The U.S. unemployment rate rose slightly in August and the net gain in jobs was lower than economists predicted.
Friday’s report from the Labor Department says the jobless rate rose one — tenth of one percent to 4.4 percent. While that is an increase, it is still close to a 16 — year low.
Across the economy, there was a net gain of 156,000 jobs — tens of thousands fewer than the prior month.
Wages continued to grow at a 2.5 percent annual rate. PNC Bank chief economist Gus Faucher says “soft” wage growth is a persistent problem, but predicts a tight labor market may soon prompt employers to offer higher pay.
Economic analyst Mark Hamrick of Bankrate.com says the lack of wage growth when unemployment is low is causing “a lot of head — scratching” ((is very puzzling)) for economists. He says part of the problem is that weak growth in productivity is hurting wage growth.Hamrick adds that a flood of retirements of the baby boomer generation means younger workers, who tend to have lower wages, are taking over.

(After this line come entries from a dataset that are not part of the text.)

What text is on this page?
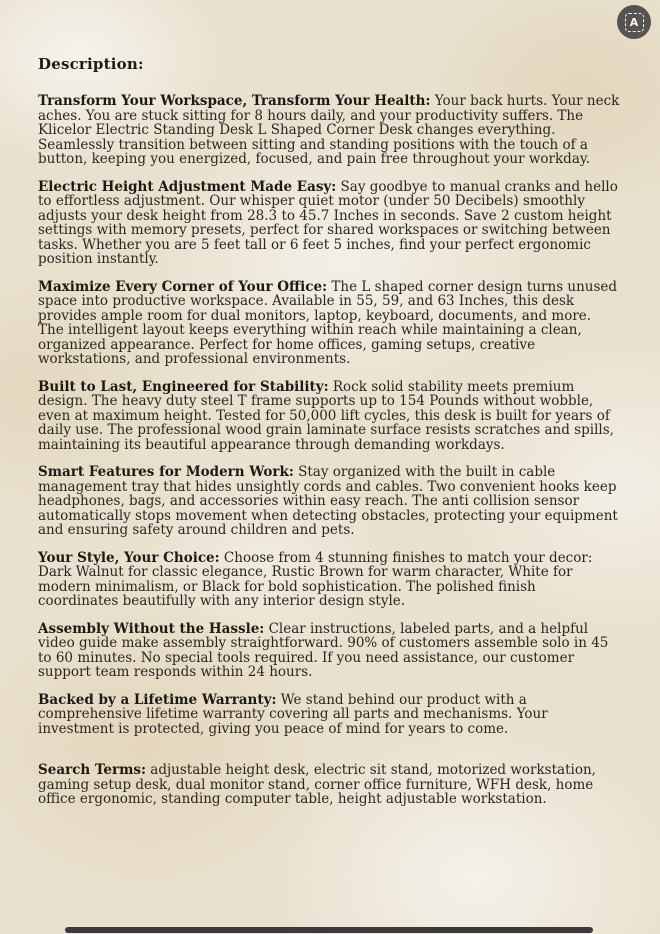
A
Description:

Transform Your Workspace, Transform Your Health: Your back hurts. Your neck aches. You are stuck sitting for 8 hours daily, and your productivity suffers. The Klicelor Electric Standing Desk L Shaped Corner Desk changes everything. Seamlessly transition between sitting and standing positions with the touch of a button, keeping you energized, focused, and pain free throughout your workday.

Electric Height Adjustment Made Easy: Say goodbye to manual cranks and hello to effortless adjustment. Our whisper quiet motor (under 50 Decibels) smoothly adjusts your desk height from 28.3 to 45.7 Inches in seconds. Save 2 custom height settings with memory presets, perfect for shared workspaces or switching between tasks. Whether you are 5 feet tall or 6 feet 5 inches, find your perfect ergonomic position instantly.

Maximize Every Corner of Your Office: The L shaped corner design turns unused space into productive workspace. Available in 55, 59, and 63 Inches, this desk provides ample room for dual monitors, laptop, keyboard, documents, and more. The intelligent layout keeps everything within reach while maintaining a clean, organized appearance. Perfect for home offices, gaming setups, creative workstations, and professional environments.

Built to Last, Engineered for Stability: Rock solid stability meets premium design. The heavy duty steel T frame supports up to 154 Pounds without wobble, even at maximum height. Tested for 50,000 lift cycles, this desk is built for years of daily use. The professional wood grain laminate surface resists scratches and spills, maintaining its beautiful appearance through demanding workdays.

Smart Features for Modern Work: Stay organized with the built in cable management tray that hides unsightly cords and cables. Two convenient hooks keep headphones, bags, and accessories within easy reach. The anti collision sensor automatically stops movement when detecting obstacles, protecting your equipment and ensuring safety around children and pets.

Your Style, Your Choice: Choose from 4 stunning finishes to match your decor: Dark Walnut for classic elegance, Rustic Brown for warm character, White for modern minimalism, or Black for bold sophistication. The polished finish coordinates beautifully with any interior design style.

Assembly Without the Hassle: Clear instructions, labeled parts, and a helpful video guide make assembly straightforward. 90% of customers assemble solo in 45 to 60 minutes. No special tools required. If you need assistance, our customer support team responds within 24 hours.

Backed by a Lifetime Warranty: We stand behind our product with a comprehensive lifetime warranty covering all parts and mechanisms. Your investment is protected, giving you peace of mind for years to come.

Search Terms: adjustable height desk, electric sit stand, motorized workstation, gaming setup desk, dual monitor stand, corner office furniture, WFH desk, home office ergonomic, standing computer table, height adjustable workstation.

Government economists who monitor unemployment say Hurricane Harvey had “no discernable effect” on these jobless figures because the data was collected before the storm struck. Faucher says the next jobless report may show substantially weaker growth because of Harvey, but that the impact will be temporary as people are hired for reconstruction efforts.
The report says 7.1 million Americans are out of work, and another 5.3 million who want full — time jobs stuck with part — time work. There were job gains in manufacturing, construction, professional services, and health care.
A separate survey by the University of Michigan shows more than half of consumers say their personal financial situation has improved over the past few months. That is the best showing in about 17 years. Economists watch consumer attitudes closely because consumers who feel financially secure are more likely to make major purchases like cars or homes. Consumer demand drives most U.S. economic activity.